Murilo Ramos e Nelito Fernandes, com Frederico Alberti

Em boa parte dos 5.562 municípios brasileiros, a administração pública ainda segue métodos de gestão do início do século passado. A relação de funcionários é anotada à mão em fichários amarelados. Folhas de cheque avulsas, guardadas em bolsos de prefeitos, são usadas para despesas gerais. Faltam livros contábeis para controlar gastos e receitas dos municípios. Em meio a esse cenário, é fácil entender o mau uso do dinheiro público e a corrupção na administração dos orçamentos municipais, que, em conjunto, somam R$ 142 bilhões, valor próximo ao faturamento da maior empresa do país, a Petrobras.
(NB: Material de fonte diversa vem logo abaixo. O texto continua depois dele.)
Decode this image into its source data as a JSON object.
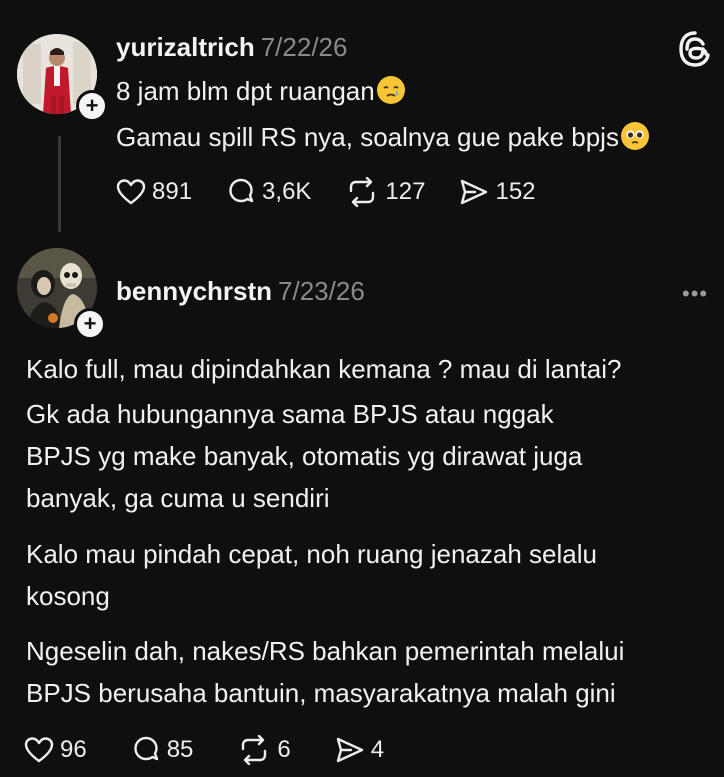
{
  "post1": {
    "username": "yurizaltrich",
    "date": "7/22/26",
    "lines": [
      "8 jam blm dpt ruangan",
      "Gamau spill RS nya, soalnya gue pake bpjs"
    ],
    "likes": "891",
    "replies": "3,6K",
    "reposts": "127",
    "shares": "152"
  },
  "post2": {
    "username": "bennychrstn",
    "date": "7/23/26",
    "lines": [
      "Kalo full, mau dipindahkan kemana ? mau di lantai?",
      "Gk ada hubungannya sama BPJS atau nggak",
      "BPJS yg make banyak, otomatis yg dirawat juga",
      "banyak, ga cuma u sendiri",
      "Kalo mau pindah cepat, noh ruang jenazah selalu",
      "kosong",
      "Ngeselin dah, nakes/RS bahkan pemerintah melalui",
      "BPJS berusaha bantuin, masyarakatnya malah gini"
    ],
    "likes": "96",
    "replies": "85",
    "reposts": "6",
    "shares": "4"
  },
  "icons": {
    "like": "heart-icon",
    "reply": "comment-icon",
    "repost": "repost-icon",
    "share": "share-icon",
    "app": "threads-logo-icon",
    "more": "more-options-icon",
    "follow": "plus-icon",
    "emoji1": "crying-face-emoji",
    "emoji2": "pleading-face-emoji"
  },
  "colors": {
    "background": "#0f0f10",
    "text": "#f3f3f3",
    "muted": "#8a8a8a"
  }
}
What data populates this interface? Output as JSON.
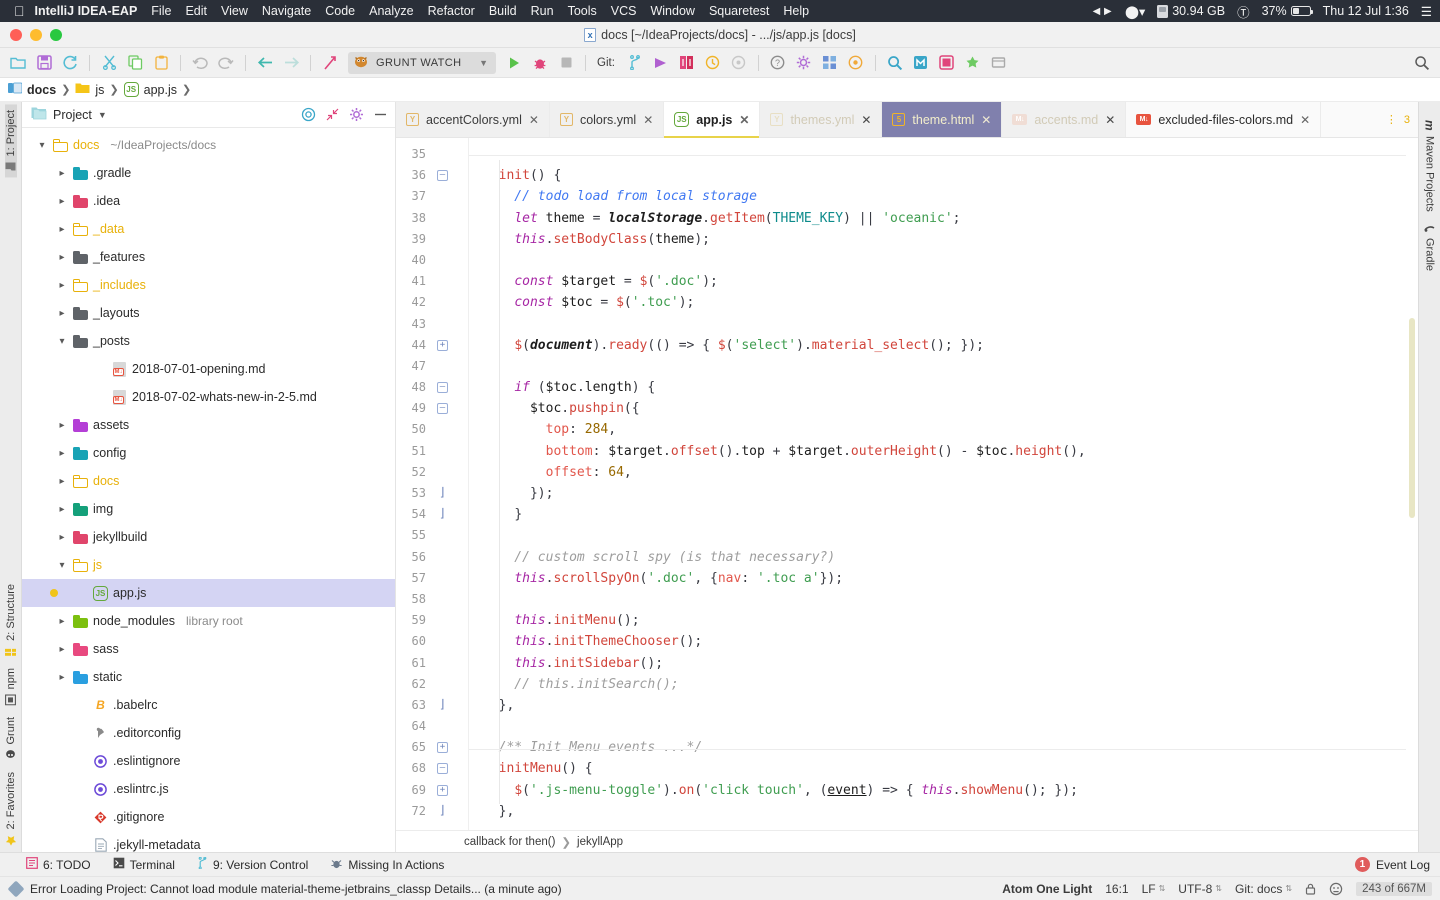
{
  "macbar": {
    "app_name": "IntelliJ IDEA-EAP",
    "menus": [
      "File",
      "Edit",
      "View",
      "Navigate",
      "Code",
      "Analyze",
      "Refactor",
      "Build",
      "Run",
      "Tools",
      "VCS",
      "Window",
      "Squaretest",
      "Help"
    ],
    "disk_space": "30.94 GB",
    "battery_percent": "37%",
    "clock": "Thu 12 Jul  1:36"
  },
  "titlebar": {
    "title": "docs [~/IdeaProjects/docs] - .../js/app.js [docs]"
  },
  "toolbar": {
    "run_config_label": "GRUNT WATCH",
    "git_label": "Git:"
  },
  "navbar": {
    "crumbs": [
      {
        "label": "docs",
        "icon": "module-icon"
      },
      {
        "label": "js",
        "icon": "folder-icon"
      },
      {
        "label": "app.js",
        "icon": "js-file-icon"
      }
    ]
  },
  "left_strip": {
    "tabs": [
      "1: Project",
      "2: Structure",
      "npm",
      "Grunt",
      "2: Favorites"
    ]
  },
  "right_strip": {
    "tabs": [
      "Maven Projects",
      "Gradle"
    ]
  },
  "project_panel": {
    "title": "Project",
    "tree": [
      {
        "indent": 0,
        "arrow": "down",
        "icon": "folder-outline-yellow",
        "label": "docs",
        "label_color": "yellow",
        "sub": "~/IdeaProjects/docs",
        "selected": false,
        "marked": false
      },
      {
        "indent": 1,
        "arrow": "right",
        "icon": "folder-teal",
        "label": ".gradle",
        "label_color": "normal",
        "sub": "",
        "selected": false,
        "marked": false
      },
      {
        "indent": 1,
        "arrow": "right",
        "icon": "folder-red",
        "label": ".idea",
        "label_color": "normal",
        "sub": "",
        "selected": false,
        "marked": false
      },
      {
        "indent": 1,
        "arrow": "right",
        "icon": "folder-outline-yellow",
        "label": "_data",
        "label_color": "yellow",
        "sub": "",
        "selected": false,
        "marked": false
      },
      {
        "indent": 1,
        "arrow": "right",
        "icon": "folder-gray",
        "label": "_features",
        "label_color": "normal",
        "sub": "",
        "selected": false,
        "marked": false
      },
      {
        "indent": 1,
        "arrow": "right",
        "icon": "folder-outline-yellow",
        "label": "_includes",
        "label_color": "yellow",
        "sub": "",
        "selected": false,
        "marked": false
      },
      {
        "indent": 1,
        "arrow": "right",
        "icon": "folder-gray",
        "label": "_layouts",
        "label_color": "normal",
        "sub": "",
        "selected": false,
        "marked": false
      },
      {
        "indent": 1,
        "arrow": "down",
        "icon": "folder-gray",
        "label": "_posts",
        "label_color": "normal",
        "sub": "",
        "selected": false,
        "marked": false
      },
      {
        "indent": 3,
        "arrow": "none",
        "icon": "md-file",
        "label": "2018-07-01-opening.md",
        "label_color": "normal",
        "sub": "",
        "selected": false,
        "marked": false
      },
      {
        "indent": 3,
        "arrow": "none",
        "icon": "md-file",
        "label": "2018-07-02-whats-new-in-2-5.md",
        "label_color": "normal",
        "sub": "",
        "selected": false,
        "marked": false
      },
      {
        "indent": 1,
        "arrow": "right",
        "icon": "folder-purple",
        "label": "assets",
        "label_color": "normal",
        "sub": "",
        "selected": false,
        "marked": false
      },
      {
        "indent": 1,
        "arrow": "right",
        "icon": "folder-teal",
        "label": "config",
        "label_color": "normal",
        "sub": "",
        "selected": false,
        "marked": false
      },
      {
        "indent": 1,
        "arrow": "right",
        "icon": "folder-outline-yellow",
        "label": "docs",
        "label_color": "yellow",
        "sub": "",
        "selected": false,
        "marked": false
      },
      {
        "indent": 1,
        "arrow": "right",
        "icon": "folder-green",
        "label": "img",
        "label_color": "normal",
        "sub": "",
        "selected": false,
        "marked": false
      },
      {
        "indent": 1,
        "arrow": "right",
        "icon": "folder-red",
        "label": "jekyllbuild",
        "label_color": "normal",
        "sub": "",
        "selected": false,
        "marked": false
      },
      {
        "indent": 1,
        "arrow": "down",
        "icon": "folder-outline-yellow",
        "label": "js",
        "label_color": "yellow",
        "sub": "",
        "selected": false,
        "marked": false
      },
      {
        "indent": 2,
        "arrow": "none",
        "icon": "js-file",
        "label": "app.js",
        "label_color": "normal",
        "sub": "",
        "selected": true,
        "marked": true
      },
      {
        "indent": 1,
        "arrow": "right",
        "icon": "folder-lime",
        "label": "node_modules",
        "label_color": "normal",
        "sub": "library root",
        "selected": false,
        "marked": false
      },
      {
        "indent": 1,
        "arrow": "right",
        "icon": "folder-pink",
        "label": "sass",
        "label_color": "normal",
        "sub": "",
        "selected": false,
        "marked": false
      },
      {
        "indent": 1,
        "arrow": "right",
        "icon": "folder-blue",
        "label": "static",
        "label_color": "normal",
        "sub": "",
        "selected": false,
        "marked": false
      },
      {
        "indent": 2,
        "arrow": "none",
        "icon": "babel-file",
        "label": ".babelrc",
        "label_color": "normal",
        "sub": "",
        "selected": false,
        "marked": false
      },
      {
        "indent": 2,
        "arrow": "none",
        "icon": "editorconfig-file",
        "label": ".editorconfig",
        "label_color": "normal",
        "sub": "",
        "selected": false,
        "marked": false
      },
      {
        "indent": 2,
        "arrow": "none",
        "icon": "eslint-file",
        "label": ".eslintignore",
        "label_color": "normal",
        "sub": "",
        "selected": false,
        "marked": false
      },
      {
        "indent": 2,
        "arrow": "none",
        "icon": "eslint-file",
        "label": ".eslintrc.js",
        "label_color": "normal",
        "sub": "",
        "selected": false,
        "marked": false
      },
      {
        "indent": 2,
        "arrow": "none",
        "icon": "git-file",
        "label": ".gitignore",
        "label_color": "normal",
        "sub": "",
        "selected": false,
        "marked": false
      },
      {
        "indent": 2,
        "arrow": "none",
        "icon": "text-file",
        "label": ".jekyll-metadata",
        "label_color": "normal",
        "sub": "",
        "selected": false,
        "marked": false
      }
    ]
  },
  "editor": {
    "tabs": [
      {
        "label": "accentColors.yml",
        "icon": "yml-icon",
        "state": "inactive"
      },
      {
        "label": "colors.yml",
        "icon": "yml-icon",
        "state": "inactive"
      },
      {
        "label": "app.js",
        "icon": "js-icon",
        "state": "active"
      },
      {
        "label": "themes.yml",
        "icon": "yml-icon",
        "state": "dim"
      },
      {
        "label": "theme.html",
        "icon": "html5-icon",
        "state": "purple"
      },
      {
        "label": "accents.md",
        "icon": "md-icon",
        "state": "dim-md"
      },
      {
        "label": "excluded-files-colors.md",
        "icon": "md-icon",
        "state": "inactive-flat"
      }
    ],
    "tab_overflow_count": "3",
    "breadcrumb": [
      "callback for then()",
      "jekyllApp"
    ],
    "lines": [
      {
        "num": "35",
        "fold": "",
        "text": ""
      },
      {
        "num": "36",
        "fold": "minus",
        "text": "  init() {"
      },
      {
        "num": "37",
        "fold": "",
        "text": "    // todo load from local storage"
      },
      {
        "num": "38",
        "fold": "",
        "text": "    let theme = localStorage.getItem(THEME_KEY) || 'oceanic';"
      },
      {
        "num": "39",
        "fold": "",
        "text": "    this.setBodyClass(theme);"
      },
      {
        "num": "40",
        "fold": "",
        "text": ""
      },
      {
        "num": "41",
        "fold": "",
        "text": "    const $target = $('.doc');"
      },
      {
        "num": "42",
        "fold": "",
        "text": "    const $toc = $('.toc');"
      },
      {
        "num": "43",
        "fold": "",
        "text": ""
      },
      {
        "num": "44",
        "fold": "plus",
        "text": "    $(document).ready(() => { $('select').material_select(); });"
      },
      {
        "num": "47",
        "fold": "",
        "text": ""
      },
      {
        "num": "48",
        "fold": "minus",
        "text": "    if ($toc.length) {"
      },
      {
        "num": "49",
        "fold": "minus",
        "text": "      $toc.pushpin({"
      },
      {
        "num": "50",
        "fold": "",
        "text": "        top: 284,"
      },
      {
        "num": "51",
        "fold": "",
        "text": "        bottom: $target.offset().top + $target.outerHeight() - $toc.height(),"
      },
      {
        "num": "52",
        "fold": "",
        "text": "        offset: 64,"
      },
      {
        "num": "53",
        "fold": "bracket",
        "text": "      });"
      },
      {
        "num": "54",
        "fold": "bracket",
        "text": "    }"
      },
      {
        "num": "55",
        "fold": "",
        "text": ""
      },
      {
        "num": "56",
        "fold": "",
        "text": "    // custom scroll spy (is that necessary?)"
      },
      {
        "num": "57",
        "fold": "",
        "text": "    this.scrollSpyOn('.doc', {nav: '.toc a'});"
      },
      {
        "num": "58",
        "fold": "",
        "text": ""
      },
      {
        "num": "59",
        "fold": "",
        "text": "    this.initMenu();"
      },
      {
        "num": "60",
        "fold": "",
        "text": "    this.initThemeChooser();"
      },
      {
        "num": "61",
        "fold": "",
        "text": "    this.initSidebar();"
      },
      {
        "num": "62",
        "fold": "",
        "text": "    // this.initSearch();"
      },
      {
        "num": "63",
        "fold": "bracket",
        "text": "  },"
      },
      {
        "num": "64",
        "fold": "",
        "text": ""
      },
      {
        "num": "65",
        "fold": "plus",
        "text": "  /** Init Menu events ...*/"
      },
      {
        "num": "68",
        "fold": "minus",
        "text": "  initMenu() {"
      },
      {
        "num": "69",
        "fold": "plus",
        "text": "    $('.js-menu-toggle').on('click touch', (event) => { this.showMenu(); });"
      },
      {
        "num": "72",
        "fold": "bracket",
        "text": "  },"
      }
    ]
  },
  "toolwindow_bar": {
    "items": [
      {
        "label": "6: TODO",
        "icon": "todo-icon"
      },
      {
        "label": "Terminal",
        "icon": "terminal-icon"
      },
      {
        "label": "9: Version Control",
        "icon": "vcs-icon"
      },
      {
        "label": "Missing In Actions",
        "icon": "missing-actions-icon"
      }
    ],
    "event_log_label": "Event Log",
    "event_log_count": "1"
  },
  "statusbar": {
    "message": "Error Loading Project: Cannot load module material-theme-jetbrains_classp Details... (a minute ago)",
    "theme": "Atom One Light",
    "caret": "16:1",
    "line_sep": "LF",
    "encoding": "UTF-8",
    "git_branch": "Git: docs",
    "memory": "243 of 667M"
  }
}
Os municípios de Goianésia, em Goiás, Piraí, no Rio de Janeiro, e Santa Luzia, em Minas Gerais, escapam do roteiro descrito acima. Eles foram selecionados como modelos de inovação por ÉPOCA, com a ajuda de técnicos do Ministério da Fazenda, responsáveis pelo Programa Nacional de Apoio à Gestão Administrativa e Fiscal dos Municípios Brasileiros (PNAFM). Os três adotaram soluções criativas que melhoraram as condições de vida da população sem precisar recorrer a aventuras financeiras. Piraí popularizou a internet. Goianésia estimula seus funcionários públicos a produzir mais para ganhar gratificações. Santa Luzia promove cursos de MBA para melhorar a qualidade dos servidores públicos. A seguir, a história de cada uma dessas cidades.

Uma revolução digital

As aulas de Artes da professora Flavia Rocha Pereira a um grupo de alunos da 3a série do ensino fundamental numa escola pública municipal de Piraí incluem lições sobre o pintor abstracionista russo Wassily Kandinsky (1866-1934). Os estudantes assistem à aula num laboratório de informática, com computadores conectados com a internet em banda larga. Flavia pede aos alunos que entrem no Google Images e vejam as obras do pintor. Jéssica Doledo, de 10 anos, acha rapidamente os quadros, amplia a imagem e exclama admirada: "Os desenhos são muito legais". Em outra escola, os alunos trocam experiências com estudantes da Alemanha por meio de videoconferências.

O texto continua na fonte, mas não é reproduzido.